La Terra Trema (4 stars): Of the two films, this might be the purest example of neorealism. The entire film takes place on location in an Italian coastal village. The cast is made up of non-professional actors who really seem to be at one with the material. The lengthy film (2 hours and 40 minutes) charts the disintegration of a typical Sicilian fishing clan. When the family gets tired of being taken advantage of by local wholesalers, they embark on a brave plan to work for themselves and take their product direct to market with no middleman. But their effort to better their existence is met with contempt by the town and when they fall into hardship, their troubles are met with indifference and pettiness. This is no fairy tale, but a bitterly unpleasant look at a family ostracized by their ambition (which is nothing more than to make a reasonable living). How unforgivable! The film doesn't shy away from despair and has both a quiet power and a surprising dignity that gets under your skin.

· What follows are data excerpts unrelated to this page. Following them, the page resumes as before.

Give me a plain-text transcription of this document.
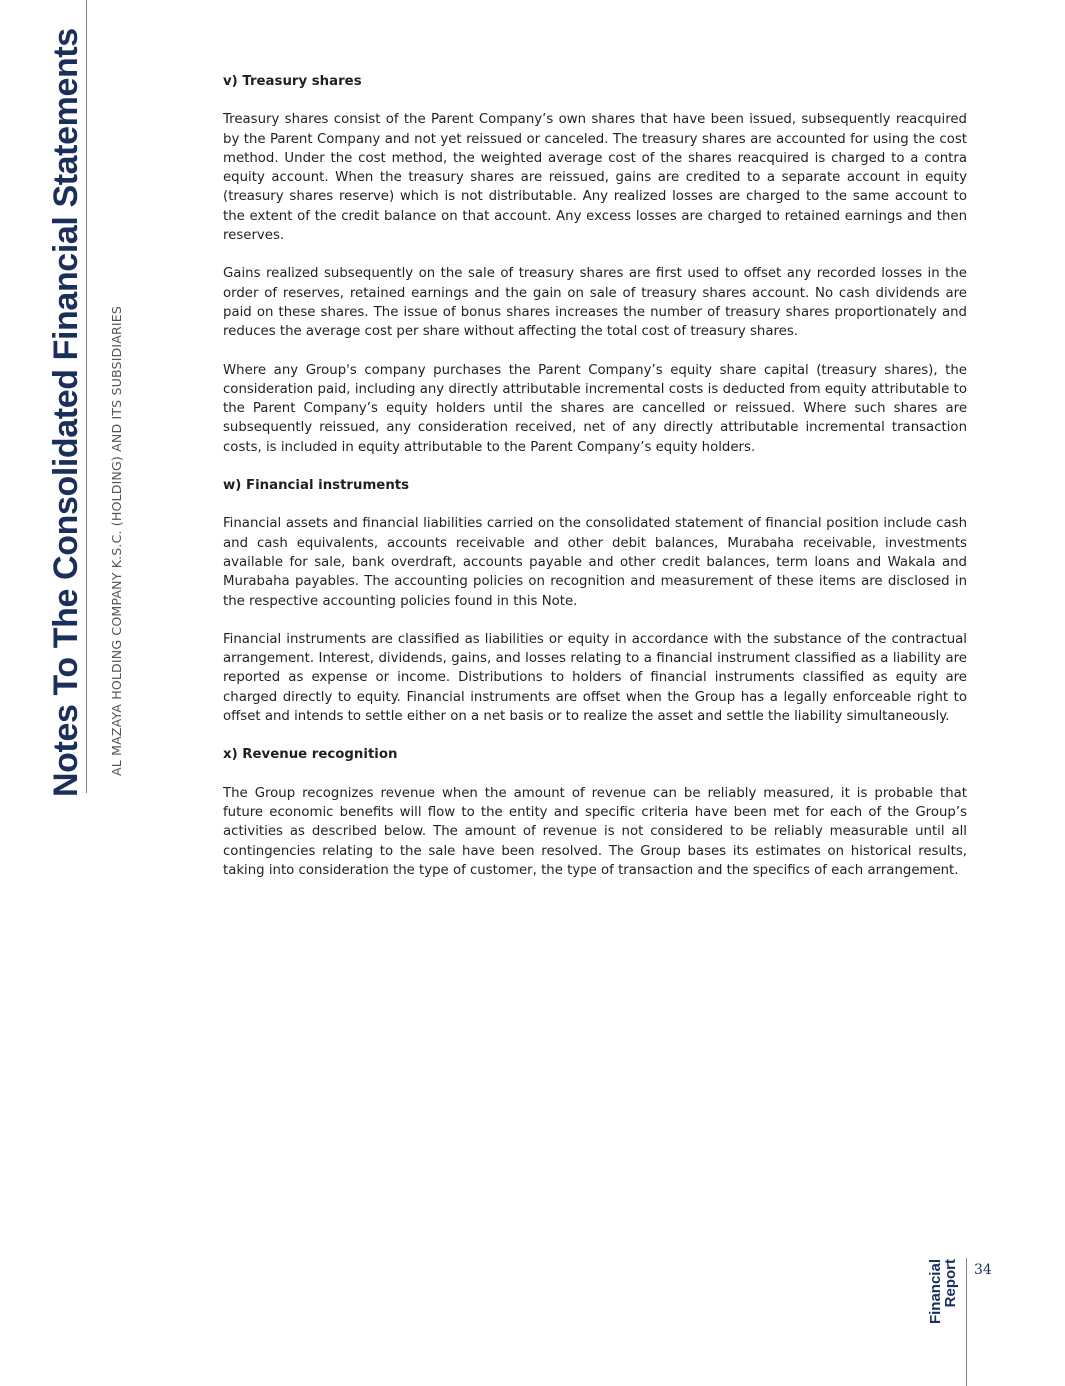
Notes To The Consolidated Financial Statements AL MAZAYA HOLDING COMPANY K.S.C. (HOLDING) AND ITS SUBSIDIARIES

v) Treasury shares

Treasury shares consist of the Parent Company’s own shares that have been issued, subsequently reacquired by the Parent Company and not yet reissued or canceled. The treasury shares are accounted for using the cost method. Under the cost method, the weighted average cost of the shares reacquired is charged to a contra equity account. When the treasury shares are reissued, gains are credited to a separate account in equity (treasury shares reserve) which is not distributable. Any realized losses are charged to the same account to the extent of the credit balance on that account. Any excess losses are charged to retained earnings and then reserves.

Gains realized subsequently on the sale of treasury shares are first used to offset any recorded losses in the order of reserves, retained earnings and the gain on sale of treasury shares account. No cash dividends are paid on these shares. The issue of bonus shares increases the number of treasury shares proportionately and reduces the average cost per share without affecting the total cost of treasury shares.

Where any Group's company purchases the Parent Company’s equity share capital (treasury shares), the consideration paid, including any directly attributable incremental costs is deducted from equity attributable to the Parent Company’s equity holders until the shares are cancelled or reissued. Where such shares are subsequently reissued, any consideration received, net of any directly attributable incremental transaction costs, is included in equity attributable to the Parent Company’s equity holders.

w) Financial instruments

Financial assets and financial liabilities carried on the consolidated statement of financial position include cash and cash equivalents, accounts receivable and other debit balances, Murabaha receivable, investments available for sale, bank overdraft, accounts payable and other credit balances, term loans and Wakala and Murabaha payables. The accounting policies on recognition and measurement of these items are disclosed in the respective accounting policies found in this Note.

Financial instruments are classified as liabilities or equity in accordance with the substance of the contractual arrangement. Interest, dividends, gains, and losses relating to a financial instrument classified as a liability are reported as expense or income. Distributions to holders of financial instruments classified as equity are charged directly to equity. Financial instruments are offset when the Group has a legally enforceable right to offset and intends to settle either on a net basis or to realize the asset and settle the liability simultaneously.

x) Revenue recognition

The Group recognizes revenue when the amount of revenue can be reliably measured, it is probable that future economic benefits will flow to the entity and specific criteria have been met for each of the Group’s activities as described below. The amount of revenue is not considered to be reliably measurable until all contingencies relating to the sale have been resolved. The Group bases its estimates on historical results, taking into consideration the type of customer, the type of transaction and the specifics of each arrangement.

Financial
Report 34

Bellissima: (4 1/2 stars): It's unfathomable to me that a Visconti film starring the incredible Anna Magnani (Oscar winner for The Rose Tattoo) hasn't been available on DVD in the U.S. market by now! Bellissima also tells the story of a family, but this one resides in the city. Magnani plays a put-upon housewife, nurse, and starstruck dreamer who sees an open audition for child actresses as the big break she needs to achieve wealth and status. She secretly takes her daughter to a huge casting call, meets some questionable representation, and proceeds to risk everything their family has for a potential shot at movie making glory. It's almost painful to see the choices that Magnani makes, but she is so driven. At any moment, it seems that disaster and disillusionment will be looming--and the entire experience is quite unsettling. Magnani, as an actress, is (as always) a force to be reckoned with. Without a pause, this performance is almost like a non-stop monologue as she is front and center (and vocal) for just about every scene. It's powerful stuff, and there's no one else like Magnani. If you like her, this is a can't miss proposition.
The two Visconti films certainly stand the test of time. One is driven by unknowns, one is driven by star wattage. But together, they showcase two different types of people who share similar dreams of economic independence. Let's hope these releases by a pretty high profile company (Entertainment One) represent a willingness to bring more previously unavailable international classics to a modern audience. KGHarris, 3/12.